Atlas Monitor | 1 March 2015
ISIS is the direct consequence of Western foreign policy and meddling in the region. However, I would take it a step further and emphasize the covert support Western powers have given radical groups such as ISIS.
This news article from FARS News Agency (Iran); Iraqi Army Downs 2 UK Planes Carrying Weapons for ISIL, I think ought to be investigated by those opposed to NZ’s deployment to Iraq.
It quotes Iraqi government officials who are adamant that the US-UK led coalition, created ostensibly to combat ISIS, are in fact giving ISIS material support. I have read similar articles.
Although it might seem unlikely or counterintuitive for the US and UK to give ISIS support, the historical record demonstrates that Western regimes have used radical groups to pursue hidden geopolitical agendas.
This has been a policy that goes all the way back to WWI and the Arab Revolt that saw the fall of the Ottoman Empire and the carving up of the Middle-East by Western powers. This policy was perfected, under the Brzezinski-Carter doctrine, during the war in Afghanistan in the 1970-80s; it was evident during the war in Yugoslavia with Western support for Bosnian-Muslim militants and the KLA.
More recently the CIA has been training anti-Assad fighters at military bases in Jordan and Turkey who have joined ISIS. The so-called ‘Free Syrian Army’ is essentially a façade that provides plausible deniability and limited accountability for a covert rat-line that funnels support to ISIS and associated groups.
The anti-ISIS coalition does not seek to destroy ISIS but rather to exploit it.
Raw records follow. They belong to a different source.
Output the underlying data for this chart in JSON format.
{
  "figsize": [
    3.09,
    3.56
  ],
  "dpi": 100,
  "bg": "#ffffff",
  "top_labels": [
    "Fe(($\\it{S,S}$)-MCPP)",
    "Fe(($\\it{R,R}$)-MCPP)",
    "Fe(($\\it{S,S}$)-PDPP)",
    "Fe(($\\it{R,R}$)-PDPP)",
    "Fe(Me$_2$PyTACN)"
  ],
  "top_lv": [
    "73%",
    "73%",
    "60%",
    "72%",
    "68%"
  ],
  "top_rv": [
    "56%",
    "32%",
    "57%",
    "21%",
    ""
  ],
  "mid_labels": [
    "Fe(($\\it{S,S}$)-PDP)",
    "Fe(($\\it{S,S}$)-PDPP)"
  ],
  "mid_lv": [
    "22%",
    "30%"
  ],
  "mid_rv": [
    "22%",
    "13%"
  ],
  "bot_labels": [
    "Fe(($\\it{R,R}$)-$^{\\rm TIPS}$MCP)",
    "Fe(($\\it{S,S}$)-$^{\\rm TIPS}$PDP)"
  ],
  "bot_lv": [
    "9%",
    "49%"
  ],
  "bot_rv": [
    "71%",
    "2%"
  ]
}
Here is a sample of the US foreign policy establishment’s attitude towards radical-insurgent groups such as al-Qaeda-ISIS. Ed Husain, Adjunct Senior Fellow for the Middle Eastern Studies at the US Council on Foreign Relations (CFR) writes:
The Syrian rebels would be immeasurably weaker today without al-Qaeda in their ranks. By and large, Free Syrian Army (FSA) battalions are tired, divided, chaotic, and ineffective. Feeling abandoned by the West, rebel forces are increasingly demoralized as they square off with the Assad regime’s superior weaponry and professional army. Al-Qaeda fighters, however, may help improve morale. The influx of jihadis brings discipline, religious fervor, battle experience from Iraq, funding from Sunni sympathizers in the Gulf, and most importantly, deadly results. In short, the FSA needs al-Qaeda now.
So the rebels aren’t secular Jeffersonians. As far as America is concerned, it doesn’t much matter.
I think that questioning the real motives and agenda behind the intervention to combat ISIS, which is to effectively give covert support to ISIS in the overthrow of the Assad regime, will ultimately undermine the argument for deployment.